2. The affordable house law mentioned in this article is imposed on municipalities to prevent them from engaging in the kind of development approval process that has caused so much trouble in the state. In order to attract new development (i.e., ratables) while minimizing the local costs associated with it (in the form of infrastructure, schools, etc.), towns in New Jersey have had a huge incentive to approve office, retail and warehouse development while rejecting any residential development. The result is that the places where people live are usually far away (even outside the state) from where they work and shop, so the result has been an enormous traffic problem that has gotten worse over the years.
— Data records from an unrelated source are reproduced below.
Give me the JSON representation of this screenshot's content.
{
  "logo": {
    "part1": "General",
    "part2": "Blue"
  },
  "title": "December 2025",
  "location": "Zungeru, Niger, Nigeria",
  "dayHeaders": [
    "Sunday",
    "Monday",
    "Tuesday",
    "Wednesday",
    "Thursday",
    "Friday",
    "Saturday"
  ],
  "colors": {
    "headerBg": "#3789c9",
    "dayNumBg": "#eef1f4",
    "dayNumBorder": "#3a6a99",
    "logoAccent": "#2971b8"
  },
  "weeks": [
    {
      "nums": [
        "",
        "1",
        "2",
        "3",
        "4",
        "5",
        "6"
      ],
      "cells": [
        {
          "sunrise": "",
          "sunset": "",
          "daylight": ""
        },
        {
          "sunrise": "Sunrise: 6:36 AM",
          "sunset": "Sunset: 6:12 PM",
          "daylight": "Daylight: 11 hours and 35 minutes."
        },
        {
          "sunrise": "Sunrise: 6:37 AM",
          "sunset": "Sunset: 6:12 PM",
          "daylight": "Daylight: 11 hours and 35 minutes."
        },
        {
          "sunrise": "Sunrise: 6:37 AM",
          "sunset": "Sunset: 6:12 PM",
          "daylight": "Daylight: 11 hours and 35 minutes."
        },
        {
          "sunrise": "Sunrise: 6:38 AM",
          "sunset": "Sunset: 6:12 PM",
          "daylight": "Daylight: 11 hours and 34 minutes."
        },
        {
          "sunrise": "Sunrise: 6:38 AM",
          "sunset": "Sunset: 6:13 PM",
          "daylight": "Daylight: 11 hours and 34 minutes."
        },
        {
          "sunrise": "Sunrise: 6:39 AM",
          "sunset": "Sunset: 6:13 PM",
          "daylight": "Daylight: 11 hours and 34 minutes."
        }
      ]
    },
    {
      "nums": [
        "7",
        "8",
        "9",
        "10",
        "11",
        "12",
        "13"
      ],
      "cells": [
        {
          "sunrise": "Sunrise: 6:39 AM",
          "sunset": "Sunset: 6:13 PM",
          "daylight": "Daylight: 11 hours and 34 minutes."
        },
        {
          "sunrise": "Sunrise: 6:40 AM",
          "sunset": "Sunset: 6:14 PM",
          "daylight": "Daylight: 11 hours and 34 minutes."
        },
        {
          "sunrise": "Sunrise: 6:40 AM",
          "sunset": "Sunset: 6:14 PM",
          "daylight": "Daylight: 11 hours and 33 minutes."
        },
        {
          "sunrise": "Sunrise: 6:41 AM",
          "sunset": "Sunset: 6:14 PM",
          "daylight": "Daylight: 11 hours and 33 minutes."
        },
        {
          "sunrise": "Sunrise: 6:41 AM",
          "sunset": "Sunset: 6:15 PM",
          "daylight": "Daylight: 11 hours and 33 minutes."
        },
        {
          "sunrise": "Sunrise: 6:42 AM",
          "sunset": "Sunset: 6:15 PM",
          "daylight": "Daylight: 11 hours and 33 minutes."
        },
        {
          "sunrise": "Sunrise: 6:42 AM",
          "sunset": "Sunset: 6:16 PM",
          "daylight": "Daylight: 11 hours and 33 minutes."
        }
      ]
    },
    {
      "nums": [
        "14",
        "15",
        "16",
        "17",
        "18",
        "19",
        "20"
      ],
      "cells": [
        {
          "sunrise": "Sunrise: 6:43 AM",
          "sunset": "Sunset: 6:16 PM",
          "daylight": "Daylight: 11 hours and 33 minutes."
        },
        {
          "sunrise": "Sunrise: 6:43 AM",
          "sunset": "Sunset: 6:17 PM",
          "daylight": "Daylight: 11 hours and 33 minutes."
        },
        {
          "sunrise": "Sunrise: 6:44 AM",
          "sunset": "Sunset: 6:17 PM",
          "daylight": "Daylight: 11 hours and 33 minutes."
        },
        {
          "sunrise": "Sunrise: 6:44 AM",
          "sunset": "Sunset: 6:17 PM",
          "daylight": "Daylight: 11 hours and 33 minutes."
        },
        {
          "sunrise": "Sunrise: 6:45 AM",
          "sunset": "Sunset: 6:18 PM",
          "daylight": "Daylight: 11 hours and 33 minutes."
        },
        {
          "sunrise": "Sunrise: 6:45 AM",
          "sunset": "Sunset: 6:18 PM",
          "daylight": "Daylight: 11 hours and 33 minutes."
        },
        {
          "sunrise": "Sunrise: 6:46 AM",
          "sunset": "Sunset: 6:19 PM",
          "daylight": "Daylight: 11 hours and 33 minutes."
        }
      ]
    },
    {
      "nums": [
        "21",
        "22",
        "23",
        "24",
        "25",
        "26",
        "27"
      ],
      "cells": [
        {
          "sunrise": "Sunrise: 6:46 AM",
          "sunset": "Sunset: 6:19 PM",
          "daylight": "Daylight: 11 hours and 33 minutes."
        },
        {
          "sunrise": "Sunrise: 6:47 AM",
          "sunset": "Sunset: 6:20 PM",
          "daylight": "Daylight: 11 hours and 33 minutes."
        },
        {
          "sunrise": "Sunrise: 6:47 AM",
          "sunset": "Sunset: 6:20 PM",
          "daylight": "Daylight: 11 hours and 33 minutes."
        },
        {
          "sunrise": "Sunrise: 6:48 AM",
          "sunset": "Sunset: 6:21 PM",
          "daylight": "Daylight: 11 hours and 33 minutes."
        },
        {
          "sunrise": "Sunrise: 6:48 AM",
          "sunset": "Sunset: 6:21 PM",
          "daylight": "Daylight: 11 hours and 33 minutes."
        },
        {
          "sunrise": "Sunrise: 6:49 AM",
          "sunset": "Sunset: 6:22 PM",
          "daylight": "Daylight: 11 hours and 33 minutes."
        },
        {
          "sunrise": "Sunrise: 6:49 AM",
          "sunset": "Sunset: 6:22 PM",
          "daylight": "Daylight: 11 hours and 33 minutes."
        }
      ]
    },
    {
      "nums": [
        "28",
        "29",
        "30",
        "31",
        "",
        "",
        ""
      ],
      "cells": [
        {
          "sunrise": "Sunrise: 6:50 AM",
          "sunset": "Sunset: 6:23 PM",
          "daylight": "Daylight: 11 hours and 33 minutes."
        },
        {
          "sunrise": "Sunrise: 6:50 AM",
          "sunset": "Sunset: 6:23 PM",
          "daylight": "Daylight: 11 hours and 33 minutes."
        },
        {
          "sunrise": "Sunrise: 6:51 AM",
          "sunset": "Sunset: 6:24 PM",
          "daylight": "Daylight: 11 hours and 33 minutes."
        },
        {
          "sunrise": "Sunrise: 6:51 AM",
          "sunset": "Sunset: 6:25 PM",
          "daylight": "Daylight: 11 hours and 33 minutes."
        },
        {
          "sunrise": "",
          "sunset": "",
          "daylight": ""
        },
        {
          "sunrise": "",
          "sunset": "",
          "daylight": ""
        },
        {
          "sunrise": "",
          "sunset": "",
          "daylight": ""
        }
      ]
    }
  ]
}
The new affordable housing rules are seen as a way to prevent this kind of nonsense in the future.
The state where I was born and raised(NJ) and still reside in has become a cesspool of corrupt mobsters and thugs posing as politicians and businessmen. When I was younger the state thrived, we had commerce, low tax burden, steady and broad growth and now after a couple decades - it’s all turned to crap spiraling down the toilet.
The last governor that was worth a red-cent was Tom Kean and since his administration ended, we’ve been flooded with tax & spend liberals. Even Christine “Whitless” Whitman(R) drove the state farther down the drain.
I must be getting old because I catch myself longing for “the good old days”.
Up here in New Hampshire, we are having the same problem with Massholes!
Liberals are like a plague of locusts. They swarm a state, plunder and strip it bare, then move on to the next state.
NJ Can’t touch us here in Michigan, where the Dems
have driven this state into the ground, but where
they will be voted right back into office by the
unions and leeches.
If an election was held today in Detroit,
Kwame would be re-elected.
Look on the bright side all the Workmen’s Comps go to the
state of Georgia!
I live in PA and my idea of border control is to close all the bridges on the Delaware.
Observation: Seems wherever Democrats gain in leadership roles, the State, the people lose. Same with the Fed. Across the board the Dems seemingly are in lockstep to economically ruin this Nation, State by State.